VPN étranger et messages automatiques
Les enquêtes ont confirmé qu’au moins un des comptes compromis possédait déjà le vérification en deux étapes active avant intrusion: cela montre que cette mesure de protection, bien qu’utile, il ne suffit pas de contrer tous les scénarios d’attaque.
A partir de l’analyse du trafic réseau, leen utilisant un VPN situé à Hong Kong. Autre détail révélateur : les réponses envoyées aux contacts n’étaient pas rédigées par un humain, mais gérées par un algorithme avec des réponses prédéfinies. Le système, en effet, n’était pas en mesure de maintenir le fil logique de la conversation dès que l’interlocuteur sortait des sentiers préétablis.

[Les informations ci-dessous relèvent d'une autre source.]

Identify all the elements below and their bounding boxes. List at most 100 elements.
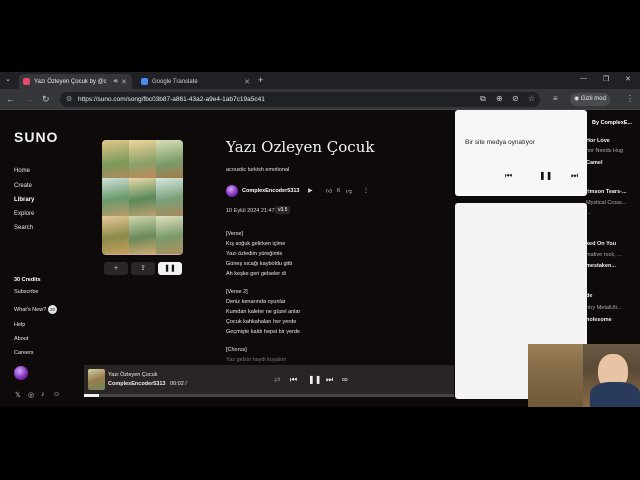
creator-name[interactable]: ComplexEncoder5313 [242,188,299,194]
new-tab-icon[interactable]: + [258,75,263,85]
next-icon[interactable]: ⏭︎ [326,375,333,385]
tracking-icon[interactable]: ⊘ [512,94,519,103]
list-item[interactable]: Mystical Cross... [586,200,626,206]
maximize-icon[interactable]: ❐ [603,75,609,83]
media-next-icon[interactable]: ⏭︎ [571,171,578,181]
list-item[interactable]: Hor Love [586,138,610,144]
close-tab-icon[interactable]: ✕ [244,78,250,86]
creator-avatar[interactable] [226,185,238,197]
list-item[interactable]: mestaken... [586,263,616,269]
list-item[interactable]: hor Needs Hug [586,148,623,154]
bookmark-star-icon[interactable]: ☆ [528,94,535,103]
incognito-label: Gizli mod [580,96,606,102]
sidebar-item-explore[interactable]: Explore [14,211,34,217]
lyric-line: Yaz gelsin haydi koşalım [226,357,287,363]
translate-favicon-icon [141,78,148,85]
like-count: 6 [337,188,341,194]
discord-icon[interactable]: ☺ [53,391,60,398]
list-item[interactable]: ked On You [586,241,616,247]
sidebar-item-home[interactable]: Home [14,168,30,174]
player-song-title[interactable]: Yazı Özleyen Çocuk [108,372,157,378]
more-options-icon[interactable]: ⋮ [363,187,369,194]
bottom-player: Yazı Özleyen Çocuk ComplexEncoder5313 00… [84,365,454,397]
menu-icon[interactable]: ⋮ [626,94,634,103]
forward-icon[interactable]: → [24,94,33,104]
webcam-overlay [528,344,640,407]
lyric-line: Kumdan kaleler ne güzel anlar [226,309,301,315]
tab-title: Yazı Özleyen Çocuk by @c [34,78,107,85]
x-twitter-icon[interactable]: 𝕏 [15,391,21,399]
minimize-icon[interactable]: — [580,75,587,82]
add-to-playlist-button[interactable]: + [104,262,128,275]
progress-bar[interactable] [84,394,454,397]
instagram-icon[interactable]: ◎ [28,391,34,399]
repeat-icon[interactable]: ∞ [342,375,348,384]
tiktok-icon[interactable]: ♪ [41,391,45,398]
lyric-line: Kış soğuk gelirken içime [226,241,286,247]
about-link[interactable]: About [14,336,28,342]
shuffle-icon[interactable]: ⇄ [274,375,281,384]
back-icon[interactable]: ← [6,94,15,104]
plus-icon: + [113,265,119,272]
url-field[interactable]: ⚙ https://suno.com/song/fbc03b87-a861-43… [60,92,540,107]
careers-link[interactable]: Careers [14,350,34,356]
media-previous-icon[interactable]: ⏮︎ [505,171,512,181]
pause-icon: ❚❚ [164,265,176,272]
lyric-line: Deniz kenarında oyunlar [226,299,286,305]
sidebar-item-create[interactable]: Create [14,183,32,189]
tab-search-icon[interactable]: ⌄ [5,75,11,83]
url-text: https://suno.com/song/fbc03b87-a861-43a2… [78,96,265,103]
reload-icon[interactable]: ↻ [42,94,50,105]
address-bar: ← → ↻ ⚙ https://suno.com/song/fbc03b87-a… [0,89,640,110]
song-tags[interactable]: acoustic turkish emotional [226,167,289,173]
lyric-line: Geçmişte kaldı hepsi bir yerde [226,329,300,335]
user-avatar[interactable] [14,366,28,380]
incognito-badge[interactable]: ◉ Gizli mod [570,93,610,106]
media-popup-text: Bir site medya oynatıyor [465,139,535,146]
media-pause-icon[interactable]: ❚❚ [539,171,552,180]
play-icon[interactable]: ▶ [308,187,313,194]
media-control-icon[interactable]: ≡ [553,94,558,103]
list-item[interactable]: ntry MetalUti... [586,305,621,311]
dislike-icon[interactable]: 👎︎ [346,187,352,195]
lyric-line: Güneş sıcağı kayboldu gitti [226,261,293,267]
lyric-line: [Verse 2] [226,289,248,295]
list-item[interactable]: rimson Tears-... [586,189,627,195]
tab-suno[interactable]: Yazı Özleyen Çocuk by @c 🔊︎ ✕ [19,74,132,89]
player-pause-icon[interactable]: ❚❚ [308,375,321,384]
site-info-icon[interactable]: ⚙ [66,92,72,107]
player-time: 00:02 / [170,381,187,387]
pause-button[interactable]: ❚❚ [158,262,182,275]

Comment comprendre si votre compte est compromis
Identifier le vecteur d’entrée exact reste complexe, puisqu’aucune trace de fichier malveillant ou anomalie évidente dans les journaux système n’a été trouvée sur les téléphones examinés. Pourtant, ils existent trois tests empiriques qui peut fournir des informations utiles.
- Rubrique « Appareils connectés » vide. Si la liste est complètement vierge mais que les contacts reçoivent des communications inhabituelles de votre part, une session parallèle peut être active.
- Erreur répétée sur WhatsApp Web. Si lors de la tentative de connexion à WhatsApp Web une erreur de connexion apparaît systématiquement alors même que le réseau est stable, il est probable que le flux soit contesté côté serveur.
- Le test du mode avion. En activant le mode avion, si un contact voit apparaître la coche double reçu sur un message envoyé à ce moment-là, cela signifie que quelqu’un d’autre le reçoit à votre place.
Que faire pour vous protéger (et arrêter l’attaque)
Passons maintenant à les mesures à prendre pour se protéger. La contre-mesure la plus efficace est certainement celle de mettre à jour iOSen tenant compte du fait que les versions antérieures à 16.7.12 sont vulnérables. Forenser recommande également activer le mode d’isolement d’iOS (dans Paramètres > Confidentialité et sécurité > Mode d’isolement) pour réduire la surface d’attaque. Alors que mettre à jour ou réinstaller WhatsApp avec une nouvelle authentification est efficace pour interrompre toute session non autorisée.